Völlig absurderweise wird hier ein Bild der Linken in der Partei und außerhalb der Partei gezeichnet, das unterstellt, es ginge um ein Bündnis, gar um eine Vereinigung von AL und PDS. (...)

Angesichts der sich abzeichnenden Entwicklung in dem offenbar nicht mehr aufzuhaltenden Anschlußprozeß wird sich für grüne, alternative und linke Kräfte in den jetzt noch bestehenden zwei Staaten die Notwendigkeit ergeben, zu sehen, wie möglichst effektiv interveniert werden kann. Es wird Überlegungen geben müssen, mit den oben genannten Oppositionsparteien auf der Ebene von Wahlbündnissen oder Listenverbindungen zu agieren, was die parlamentarische Orientierung angeht, wie auch mit allen linken Oppositionsparteien auf der Ebene von Aktionsbündnissen handlungsfähig zu werden, was die außerparlamentarische Arbeit angeht. (...) Der Vereinigungsprozeß wird kaum ein Prozeß sein, in dem unsere Vorstellungen einer ökologischen, demokratischen und sozialen Gesellschaft verwirklichbar sind. (...) Es werden auch nicht rot-grüne Bündnisse sein das zeigt das Wahlergebnis vom 18.3. deutlich -, die den Prozeß der Reformierung der Gesellschaften vorantreiben könnten. Wir werden nicht umhin können, anzuerkennen, daß wir uns in der Opposition befinden, gemeinsam mit denen, die es in der DDR lange schon waren und jetzt bleiben. Wir werden deshalb auch nicht umhin können, weiter zu versuchen, gesellschaftlichen Widerstand mitzuorganisieren. Und in diesem Zusammenhang werden wir uns auch damit auseinanderzusetzen haben, was eine Partei wie die PDS programmatisch und in ihrer Oppositionspolitik bietet. Und wir werden in Gesprächen herausfinden müssen, ob der Reformprozeß dieser Partei nur Fassade ist oder tatsächlich begonnen wurde. Und wir werden damit fertig werden müssen, daß jemand wie Gysi jetzt das sagt, was wir vor zehn Jahren auch gesagt haben, und damit eine große Zahl junger (und vielleicht auch älterer) Menschen, die von uns schon länger nicht mehr für ein politisches Engagement zu gewinnen waren, anzieht.
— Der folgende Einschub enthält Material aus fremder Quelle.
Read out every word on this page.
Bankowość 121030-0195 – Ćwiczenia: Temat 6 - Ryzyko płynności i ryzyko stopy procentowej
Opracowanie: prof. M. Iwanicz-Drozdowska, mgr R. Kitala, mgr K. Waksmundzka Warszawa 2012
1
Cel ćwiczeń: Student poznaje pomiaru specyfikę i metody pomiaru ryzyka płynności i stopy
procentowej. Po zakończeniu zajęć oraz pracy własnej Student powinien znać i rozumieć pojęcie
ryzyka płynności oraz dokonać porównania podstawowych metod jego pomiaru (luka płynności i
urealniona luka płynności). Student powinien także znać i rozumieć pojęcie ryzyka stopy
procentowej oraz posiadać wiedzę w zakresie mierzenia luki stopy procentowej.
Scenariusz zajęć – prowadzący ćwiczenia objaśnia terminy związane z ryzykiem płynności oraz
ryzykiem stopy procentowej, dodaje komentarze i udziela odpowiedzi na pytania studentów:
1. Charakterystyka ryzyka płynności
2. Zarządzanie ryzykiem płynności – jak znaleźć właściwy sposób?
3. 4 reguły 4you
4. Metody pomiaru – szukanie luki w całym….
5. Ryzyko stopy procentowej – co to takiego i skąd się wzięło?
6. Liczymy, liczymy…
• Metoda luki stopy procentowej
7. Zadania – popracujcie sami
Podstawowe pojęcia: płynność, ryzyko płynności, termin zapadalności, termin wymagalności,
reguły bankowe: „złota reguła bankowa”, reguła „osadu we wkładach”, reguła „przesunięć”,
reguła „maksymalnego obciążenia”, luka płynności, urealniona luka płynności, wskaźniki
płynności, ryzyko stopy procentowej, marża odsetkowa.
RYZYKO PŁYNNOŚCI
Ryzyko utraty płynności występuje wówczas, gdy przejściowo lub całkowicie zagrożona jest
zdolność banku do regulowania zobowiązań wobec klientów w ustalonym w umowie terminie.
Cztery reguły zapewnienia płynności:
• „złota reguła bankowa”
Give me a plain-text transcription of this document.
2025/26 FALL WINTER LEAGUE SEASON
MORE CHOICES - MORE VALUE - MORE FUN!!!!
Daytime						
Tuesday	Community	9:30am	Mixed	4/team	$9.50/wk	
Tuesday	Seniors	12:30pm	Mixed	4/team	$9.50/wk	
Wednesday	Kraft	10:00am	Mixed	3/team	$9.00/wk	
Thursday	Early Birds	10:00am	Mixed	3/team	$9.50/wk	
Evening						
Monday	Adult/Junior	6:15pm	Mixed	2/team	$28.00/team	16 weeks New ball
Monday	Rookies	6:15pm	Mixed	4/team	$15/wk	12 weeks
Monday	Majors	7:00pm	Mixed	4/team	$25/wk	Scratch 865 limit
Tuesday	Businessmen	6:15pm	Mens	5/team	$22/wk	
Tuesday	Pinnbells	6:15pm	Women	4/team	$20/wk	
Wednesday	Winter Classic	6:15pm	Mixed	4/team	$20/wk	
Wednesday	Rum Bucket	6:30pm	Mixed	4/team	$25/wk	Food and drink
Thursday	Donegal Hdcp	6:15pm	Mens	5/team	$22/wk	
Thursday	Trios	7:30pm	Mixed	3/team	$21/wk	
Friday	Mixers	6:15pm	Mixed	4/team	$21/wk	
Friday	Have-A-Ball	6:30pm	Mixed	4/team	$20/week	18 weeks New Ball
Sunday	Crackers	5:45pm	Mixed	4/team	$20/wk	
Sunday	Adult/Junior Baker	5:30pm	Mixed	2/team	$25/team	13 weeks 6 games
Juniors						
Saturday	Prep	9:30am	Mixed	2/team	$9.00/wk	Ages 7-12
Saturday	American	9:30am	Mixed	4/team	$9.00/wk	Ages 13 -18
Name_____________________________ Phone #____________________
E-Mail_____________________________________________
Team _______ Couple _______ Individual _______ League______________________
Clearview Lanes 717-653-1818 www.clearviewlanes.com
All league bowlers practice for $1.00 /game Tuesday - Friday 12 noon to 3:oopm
Anstatt denjenigen, die jetzt anfangen ihre K-Irgendwas -Grüppchen-Vergangenheit aufzuarbeiten, indem sie immer laut quieken, wenn die Worte „Bündnis“ und „PDS“ in einem Satz auftauchen, ein Forum zu bieten oder per Beschluß festzustellen, wer unsere politischen GegnerInnen sind, sollten wir lieber diskutieren, wie wir unsere politischen Ziele - die Entmilitarisierung beider deutscher Staaten, eine Sozialcharta, gesetzliche Regelungen gegen Bodenspekulation und Mietwucher, den Umbau zu einer ökologischen Energiewirtschaft, den Ausbau und den Erhalt basisdemokratischer Errungenschaften („Runde Tische“), ein Gewerkschaftsgesetz, die Auflösung der Geheimdienste, den Widerstand gegen nationalistische, rassistische und frauenfeindliche Tendenzen und Politik und vieles andere durchsetzen können. (...)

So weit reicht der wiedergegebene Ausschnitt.